While the romance between Thor (Chris Hemsworth) and Dr. Jane Foster (Natalie Portman) in the Marvel Cinematic Universe certainly has its fans, they have never been a fan-favorite couple in the same way as Tony and Pepper, or Spider-Man and MJ. This seems a little odd, given the chemistry of the actors, the interesting arcs of the two characters, and the heavy emphasis the Thor movies put on their love story. However, fans and critics alike have always considered the Thor/Jane romance the weakest part of the Thor movies, far less compelling than the Asgardian family drama. The reasoning for this is simple: The Thor films never actually showed viewers Thor and Jane as a couple.


Thor and Jane meet in the first Thor movie and form a quick friendship over a few days. Thor, having been stripped of his power and abandoned on Earth, undergoes his character journey, partly through bonding with humans, and he and Jane share a kiss before he leaves. He has to sacrifice his bridge to Earth and cannot return to Jane until after the first Avengers movie, but in Thor: The Dark World, it is revealed that Thor has not contacted or met with Jane in the meantime. They reunite and finally get together at the end of Dark World, but Jane does not appear again until Thor: Love and Thunder; Thor: Ragnorak reveals they broke up off-screen. Aside from a flashback montage in Love and Thunder, the fandom never got to see Thor and Jane as a couple.


Thor and Jane's Limited Meetings Left Their Romance Underdeveloped

This seems to be the issue fans have with the Thor/Jane love story on film. While fans were perfectly willing to see them as a couple, the fact is they never really do. In the first film, a brief encounter of a few days that ends in a kiss is all the story really provides. The giant gap in their meeting and relationship between movies one and two leaves the question open of why Thor did not try and contact Jane after Avengers, or why Loki did not attempt to pay off his threat to Thor in that film to attack her -- why go after Selvig rather than Jane, for instance? -- leaving fans wondering why Thor chose not to seek the woman he supposedly loves.

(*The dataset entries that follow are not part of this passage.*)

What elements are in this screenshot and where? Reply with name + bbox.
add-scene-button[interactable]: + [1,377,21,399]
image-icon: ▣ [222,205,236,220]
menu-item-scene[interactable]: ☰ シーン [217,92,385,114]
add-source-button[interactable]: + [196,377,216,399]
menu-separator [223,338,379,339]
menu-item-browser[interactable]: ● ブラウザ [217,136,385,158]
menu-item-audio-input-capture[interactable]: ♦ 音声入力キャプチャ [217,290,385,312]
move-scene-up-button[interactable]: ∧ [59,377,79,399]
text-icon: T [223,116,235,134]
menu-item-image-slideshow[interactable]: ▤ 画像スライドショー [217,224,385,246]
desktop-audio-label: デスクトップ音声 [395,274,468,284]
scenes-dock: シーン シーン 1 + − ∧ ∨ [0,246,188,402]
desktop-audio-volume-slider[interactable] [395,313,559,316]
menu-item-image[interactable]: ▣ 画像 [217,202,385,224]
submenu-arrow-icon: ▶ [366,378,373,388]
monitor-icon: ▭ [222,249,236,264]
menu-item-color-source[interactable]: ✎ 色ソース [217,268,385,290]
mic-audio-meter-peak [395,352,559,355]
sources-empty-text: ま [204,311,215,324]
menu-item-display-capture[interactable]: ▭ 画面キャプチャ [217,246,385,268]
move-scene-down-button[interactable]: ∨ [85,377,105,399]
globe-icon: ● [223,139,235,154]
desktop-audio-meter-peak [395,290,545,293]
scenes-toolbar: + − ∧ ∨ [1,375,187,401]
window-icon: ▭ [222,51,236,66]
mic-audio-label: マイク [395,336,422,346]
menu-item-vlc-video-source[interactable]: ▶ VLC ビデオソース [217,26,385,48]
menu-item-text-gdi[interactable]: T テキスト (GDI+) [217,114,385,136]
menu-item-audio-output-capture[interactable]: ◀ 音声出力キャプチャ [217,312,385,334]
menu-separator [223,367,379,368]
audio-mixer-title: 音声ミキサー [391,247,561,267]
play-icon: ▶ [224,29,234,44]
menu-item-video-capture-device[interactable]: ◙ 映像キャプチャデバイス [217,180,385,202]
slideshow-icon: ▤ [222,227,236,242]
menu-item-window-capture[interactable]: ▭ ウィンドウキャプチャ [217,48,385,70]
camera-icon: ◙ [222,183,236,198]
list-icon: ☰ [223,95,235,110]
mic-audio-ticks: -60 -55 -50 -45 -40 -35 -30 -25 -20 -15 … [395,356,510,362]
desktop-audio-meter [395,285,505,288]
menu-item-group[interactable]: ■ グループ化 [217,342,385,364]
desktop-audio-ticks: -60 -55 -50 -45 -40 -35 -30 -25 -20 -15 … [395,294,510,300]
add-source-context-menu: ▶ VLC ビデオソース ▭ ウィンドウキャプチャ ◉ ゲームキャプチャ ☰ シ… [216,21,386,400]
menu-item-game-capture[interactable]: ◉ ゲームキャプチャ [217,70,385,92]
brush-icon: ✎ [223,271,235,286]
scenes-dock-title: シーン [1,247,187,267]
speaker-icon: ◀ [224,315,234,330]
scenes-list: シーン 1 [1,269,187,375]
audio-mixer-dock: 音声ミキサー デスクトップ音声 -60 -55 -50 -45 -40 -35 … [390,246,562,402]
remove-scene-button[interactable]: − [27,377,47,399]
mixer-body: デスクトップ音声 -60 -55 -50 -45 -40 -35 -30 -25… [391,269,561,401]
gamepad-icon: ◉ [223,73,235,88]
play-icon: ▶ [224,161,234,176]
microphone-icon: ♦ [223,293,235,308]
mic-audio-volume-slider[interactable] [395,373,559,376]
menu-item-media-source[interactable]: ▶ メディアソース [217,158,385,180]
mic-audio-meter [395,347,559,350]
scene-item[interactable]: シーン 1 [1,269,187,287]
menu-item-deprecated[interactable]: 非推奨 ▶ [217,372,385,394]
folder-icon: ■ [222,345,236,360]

The second and fourth films both follow Thor and Jane essentially trying to reconcile after a kind of "breakup." In Thor: The Dark World, she is angry with him for failing to call or contact her in the meantime, and as this is only their second time meeting, there isn't much time to develop their dynamic outside of awkward "getting to know you" stress. They break up before Love and Thunder and then spend most of that film awkwardly dancing around their breakup. As a result, audiences never really got to know Thor and Jane as a developed couple at all.


How Thor and Jane's Lack of Time Together Took Away From Their Relationship

This lack of on-screen interaction seems to be the main reason why fans have never really been as excited about this particular romance as they were about the rest. Compared to Thor's connection with his family and the Asgardian drama, the earthbound romance naturally seems far less important or dramatic and coupled with Thor and Jane taking two (three counting Avengers) films to become a couple and never appearing together as such meant fans never got to connect with them on that level. The addition of several romantic clichés fans found frustrating that artificially stretched out their will-they-won't-they plot didn't help the pre-existing issue of a lack of on-screen development.


Thor and Jane's romance is very central to the Thor movies, being a key emotional plot point in three out of the four so far. However, to many a fan, the fact that Thor and Jane simply don't click in the way that other MCU romances do means that the amount of attention placed on their love was simply out of place. Sadly, the MCU's inability to fully realize the Thor and Jane love story meant that many fans couldn't connect to it. Perhaps the lesson learned is that for most MCU fans, it is truly seeing a couple together and in love, rather than waiting to be together, that provides the spark.